Van Tromp advances a theory that perhaps Mike has been sent to Earth as a spy for the Martians. Van Tromp tells a story of a lieutenant on the Champion mission who had gone missing, presumably killed by the Martians. Van Tromp fears that the Martians are not as peaceful as they seem. Papers arrive from Douglas to finalize his deal with Mike; acting as Mike's lawyer, Jubal gleefully signs them.
The novel throughout is told by an omniscient narrator, who is able to peer into the minds of all of the story's characters. Though we are mostly treated to the thoughts of relatively like-minded people, such as Jubal and Jill and Ben, in Chapter XXI we are given a view inside of Dr.
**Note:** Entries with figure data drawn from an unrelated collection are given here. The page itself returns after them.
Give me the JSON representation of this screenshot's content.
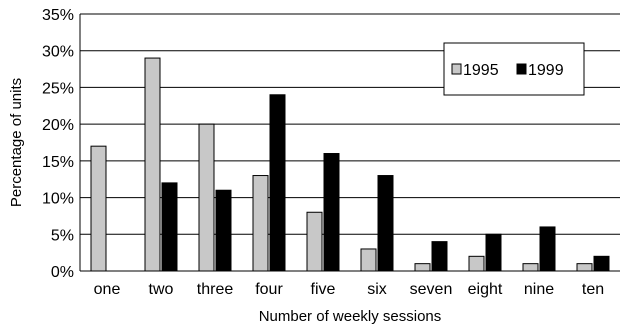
{
  "chart_data": {
    "type": "bar",
    "title": "",
    "xlabel": "Number of weekly sessions",
    "ylabel": "Percentage of units",
    "categories": [
      "one",
      "two",
      "three",
      "four",
      "five",
      "six",
      "seven",
      "eight",
      "nine",
      "ten"
    ],
    "series": [
      {
        "name": "1995",
        "color": "#c8c8c8",
        "values": [
          17,
          29,
          20,
          13,
          8,
          3,
          1,
          2,
          1,
          1
        ]
      },
      {
        "name": "1999",
        "color": "#000000",
        "values": [
          0,
          12,
          11,
          24,
          16,
          13,
          4,
          5,
          6,
          2
        ]
      }
    ],
    "ylim": [
      0,
      35
    ],
    "yticks": [
      0,
      5,
      10,
      15,
      20,
      25,
      30,
      35
    ],
    "ytick_labels": [
      "0%",
      "5%",
      "10%",
      "15%",
      "20%",
      "25%",
      "30%",
      "35%"
    ],
    "grid": true,
    "legend_position": "top-right"
  }
}
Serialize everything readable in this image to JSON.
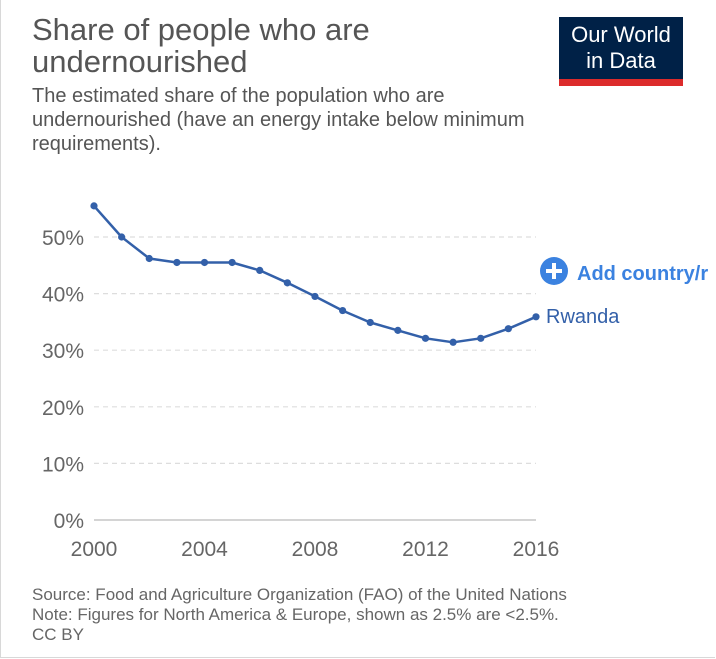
{
  "header": {
    "title": "Share of people who are undernourished",
    "subtitle": "The estimated share of the population who are undernourished (have an energy intake below minimum requirements)."
  },
  "logo": {
    "line1": "Our World",
    "line2": "in Data",
    "bg_color": "#002147",
    "bar_color": "#dc2b2b"
  },
  "add_country": {
    "label": "Add country/r",
    "icon": "plus-circle-icon",
    "color": "#3b82e0"
  },
  "footer": {
    "source": "Source: Food and Agriculture Organization (FAO) of the United Nations",
    "note": "Note: Figures for North America & Europe, shown as 2.5% are <2.5%.",
    "license": "CC BY"
  },
  "chart_data": {
    "type": "line",
    "title": "Share of people who are undernourished",
    "xlabel": "",
    "ylabel": "",
    "xlim": [
      2000,
      2016
    ],
    "ylim": [
      0,
      50
    ],
    "x_ticks": [
      2000,
      2004,
      2008,
      2012,
      2016
    ],
    "y_ticks": [
      0,
      10,
      20,
      30,
      40,
      50
    ],
    "y_tick_labels": [
      "0%",
      "10%",
      "20%",
      "30%",
      "40%",
      "50%"
    ],
    "grid": true,
    "series": [
      {
        "name": "Rwanda",
        "color": "#3360a9",
        "x": [
          2000,
          2001,
          2002,
          2003,
          2004,
          2005,
          2006,
          2007,
          2008,
          2009,
          2010,
          2011,
          2012,
          2013,
          2014,
          2015,
          2016
        ],
        "values": [
          55.5,
          50.0,
          46.2,
          45.5,
          45.5,
          45.5,
          44.1,
          41.9,
          39.5,
          37.0,
          34.9,
          33.5,
          32.1,
          31.4,
          32.1,
          33.8,
          35.9
        ]
      }
    ]
  }
}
Mahmoud's head that gives us a fresh perspective on the novel's events and characters. Whereas most of the focal characters in the novel are sexually and politically liberal white people, Mahmoud is a conservative and religiously devout Muslim. Heinlein's narration often gives the impression that the heroes of the story, Jubal and his entourage, are the only people whose opinions are valuable, and that characters like Douglas exist mostly as targets of satire. However, Mahmoud is treated with respect by both the narrator and the characters. Mike's quest through the novel is to connect with humanity as a whole. By giving us a character, Mahmoud, whose moral worldview is very different from Jubal's, but who is still equally capable of being touched by Mike, Heinlein strengthens the sense of Mike as a man with a universal message—like Jesus or Mohammed.
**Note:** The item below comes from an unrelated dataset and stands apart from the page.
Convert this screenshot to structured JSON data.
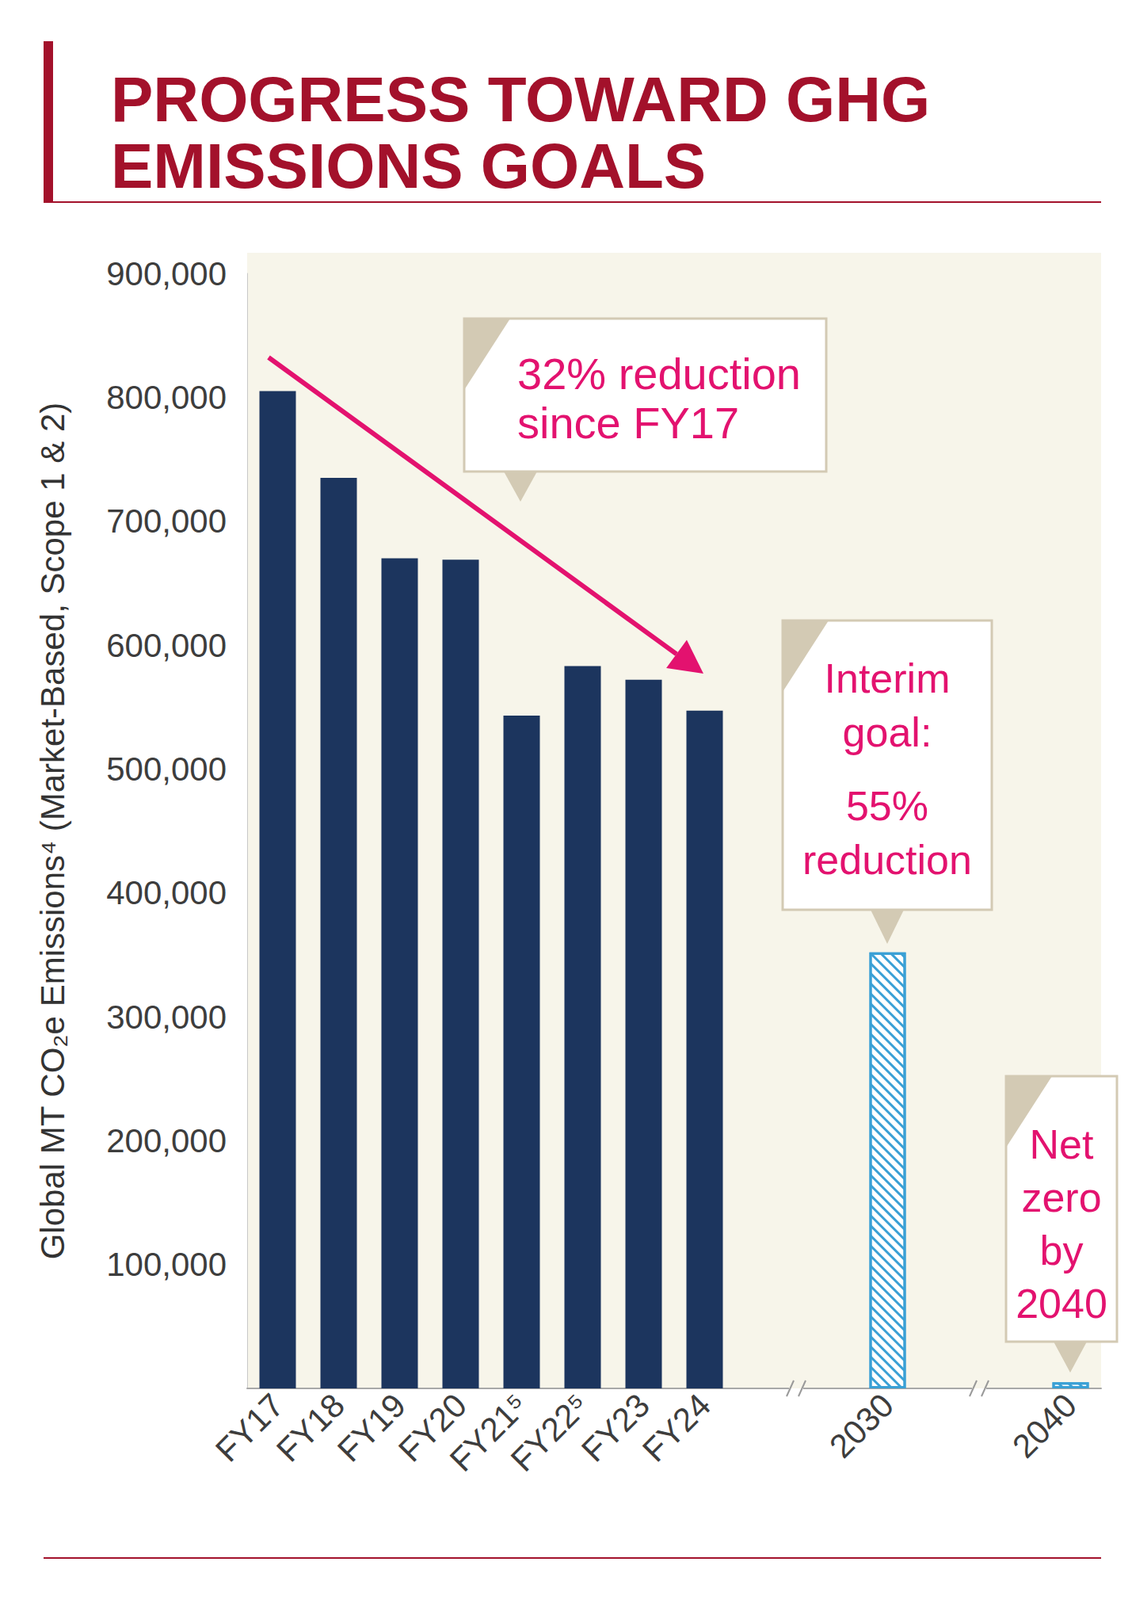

The conversation between the men in Chapter XXI quickly turns to the beauty of Jubal's secretaries. For many critics, this scene seems a crystallization of sexism and paternalism inherent in the book. While the men drink and discuss the women's attractiveness, the women are off fetching the drinks and preparing a meal. Furthermore, while Jubal and Mahmoud and the other men are easily distinguishable from each other by various traits, neither the narrator nor the male characters in the book seem to be much interested in the women's individuality. Anne, Miriam, and Dorcas often seem to be interchangeable (though there are some factors that set them apart: Anne is a no-nonsense certified Fair Witness, Dorcas seems to be the flightiest). Stranger in a Strange Land is undoubtedly told from a male perspective, with a focus on male concerns, but whether this makes it sexist is open to debate. Some critics have even praised the relationship between Jubal and his secretaries as a bold feminist statement—he never oppresses them and they do seem to have an good deal of power in their employer/employee relationship. He may pay their salaries, but they run the household.
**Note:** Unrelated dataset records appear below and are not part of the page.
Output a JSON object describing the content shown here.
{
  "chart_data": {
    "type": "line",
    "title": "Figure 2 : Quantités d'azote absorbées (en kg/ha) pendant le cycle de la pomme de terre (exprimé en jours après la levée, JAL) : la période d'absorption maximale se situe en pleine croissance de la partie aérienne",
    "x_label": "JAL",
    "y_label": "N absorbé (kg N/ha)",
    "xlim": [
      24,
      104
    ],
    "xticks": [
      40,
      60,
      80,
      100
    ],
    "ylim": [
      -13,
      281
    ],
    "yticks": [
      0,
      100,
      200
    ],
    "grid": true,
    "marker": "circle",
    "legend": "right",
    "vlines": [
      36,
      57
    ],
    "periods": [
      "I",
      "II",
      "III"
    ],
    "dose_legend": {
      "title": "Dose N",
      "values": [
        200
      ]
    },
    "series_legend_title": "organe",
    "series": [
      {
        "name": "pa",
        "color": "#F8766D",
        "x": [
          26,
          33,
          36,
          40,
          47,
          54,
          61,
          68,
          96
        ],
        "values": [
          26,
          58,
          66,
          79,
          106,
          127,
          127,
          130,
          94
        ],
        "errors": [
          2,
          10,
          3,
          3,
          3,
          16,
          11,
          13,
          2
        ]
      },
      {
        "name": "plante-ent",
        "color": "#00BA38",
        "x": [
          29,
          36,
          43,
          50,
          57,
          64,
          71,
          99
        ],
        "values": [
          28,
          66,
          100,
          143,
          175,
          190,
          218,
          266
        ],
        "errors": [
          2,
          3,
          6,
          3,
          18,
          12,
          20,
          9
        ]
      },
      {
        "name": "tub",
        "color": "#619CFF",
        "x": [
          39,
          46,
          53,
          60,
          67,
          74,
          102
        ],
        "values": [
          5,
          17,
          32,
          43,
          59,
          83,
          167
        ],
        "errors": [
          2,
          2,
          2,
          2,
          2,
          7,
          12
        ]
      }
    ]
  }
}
These chapters conclude Part Two, and essentially conclude the portion of the novel concerned with political intrigue. Heinlein provides a satirically anticlimactic ending to a subplot that could have preoccupied the entire novel. Though we have been led to fear that Mike's super powers and wealth might be useless against the fearsome Federation government, ultimately the Federation turns out to be an easily bested foe. By appealing to Douglas's vanity and hunger for power, and by exploiting loopholes in the law, Jubal is able to turn Mike's most powerful enemy, Douglas, the most politically powerful man on Earth, into Mike's employee. Douglas's importance in the rest of the novel is negligible. Although political intrigue has been enough to sustain the plots of many science fiction novels, with this easy denouement of political issues, Heinlein hints that the direction of the rest of the novel will be far more personal and eccentric than the average science fiction yarn.